Issuing time:2025-12-18 Author: Back to list

       With full-island customs closure imminent, the Hainan Free Trade Port—China’s signature move to widen high-standard opening-up—is drawing intense global business attention. In recent weeks, international trade bodies, banks and multinationals have weighed in on the opportunities the seal-off will create.

       Željko Čadež, President of the Serbian Chamber of Commerce and Industry, told Xinhua that Hainan’s clear policy support and long-term tax incentives are designed to pull in domestic and overseas resources in consumption, services and innovation. “For Serbia—which has an FTA with China—the closed-off port is a new gateway to Chinese consumers and a chance to build fresh investment and technology partnerships,” he said, adding that Serbian and Chinese chambers will work together to shape them.

       Once the port is sealed, Hainan will operate under a “open first line, controlled second line, free flow on the island” regime. Čadež called this “an important step in China’s opening-up, showing Beijing’s readiness to enlarge free-trade space, stabilise global supply chains and help build an open world economy.”

       Mohamed Al-Zarooni, Chairman of the World Free Zones Organization (headquartered in Dubai with 1,600+ members across 140+ countries), said Hainan’s experience spotlights institutional innovation, green growth, digital transformation and global cooperation—demonstrating huge development potential.

       FDI Intelligence, a specialist title of the Financial Times Group, wrote that the port will serve as “a test-bed for liberalising imports, exports, investment, talent and data,” aiming to become the bridge foreign companies use to enter and expand in China.

       Morgan Stanley research notes that post-closure, “duty-free product lines will jump from today’s 1,900 to about 6,600, lifting coverage to nearly 74 %,” a boon for off-island duty-free and travel-retail operators.

       The KPMG China-Moody Davitt “Hainan Free Trade Port Travel Retail White Paper 2025” argues that as the sealed-border rules take effect, tax reform and a dual-track retail model will keep the market growing and give domestic and foreign retailers more ways to participate.

       The U.S. International Trade Administration’s market brief on Hainan financial services says the island—China’s pilot zone for financial opening—is liberalising further through free-trade accounts, diversified cross-border investment rules and tax incentives that free up cross-border capital flows.

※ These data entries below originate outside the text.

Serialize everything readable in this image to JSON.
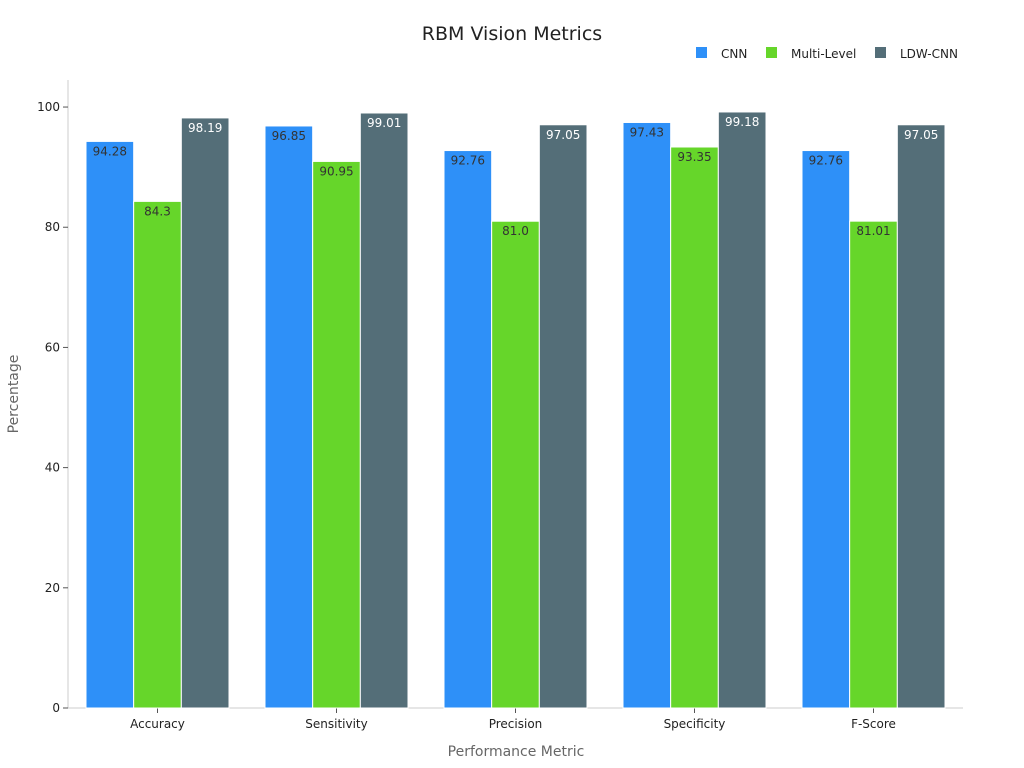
{
  "chart_data": {
    "type": "bar",
    "title": "RBM Vision Metrics",
    "xlabel": "Performance Metric",
    "ylabel": "Percentage",
    "categories": [
      "Accuracy",
      "Sensitivity",
      "Precision",
      "Specificity",
      "F-Score"
    ],
    "series": [
      {
        "name": "CNN",
        "color": "#2e90f8",
        "label_color": "#333333",
        "values": [
          94.28,
          96.85,
          92.76,
          97.43,
          92.76
        ]
      },
      {
        "name": "Multi-Level",
        "color": "#66d62a",
        "label_color": "#333333",
        "values": [
          84.3,
          90.95,
          81.0,
          93.35,
          81.01
        ]
      },
      {
        "name": "LDW-CNN",
        "color": "#546e78",
        "label_color": "#ffffff",
        "values": [
          98.19,
          99.01,
          97.05,
          99.18,
          97.05
        ]
      }
    ],
    "value_labels": [
      [
        "94.28",
        "96.85",
        "92.76",
        "97.43",
        "92.76"
      ],
      [
        "84.3",
        "90.95",
        "81.0",
        "93.35",
        "81.01"
      ],
      [
        "98.19",
        "99.01",
        "97.05",
        "99.18",
        "97.05"
      ]
    ],
    "ylim": [
      0,
      104.5
    ],
    "yticks": [
      0,
      20,
      40,
      60,
      80,
      100
    ],
    "ytick_labels": [
      "0",
      "20",
      "40",
      "60",
      "80",
      "100"
    ],
    "grid": false,
    "legend": "top-right"
  }
}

       Since the 2020 Master Plan was issued, global capital has voted with its wallet: in the past five years Hainan has attracted USD 14.9 billion in utilised FDI (14.6 % CAGR), welcomed 8,098 newly established foreign-invested enterprises (43.7 % CAGR) and seen investment from 176 countries and regions, while outbound direct investment has grown 97 % annually.

       International business circles view the customs seal-off as a critical institutional-opening measure that gives global firms certainty and a share of China’s market, promising fresh momentum for deeper economic and trade cooperation.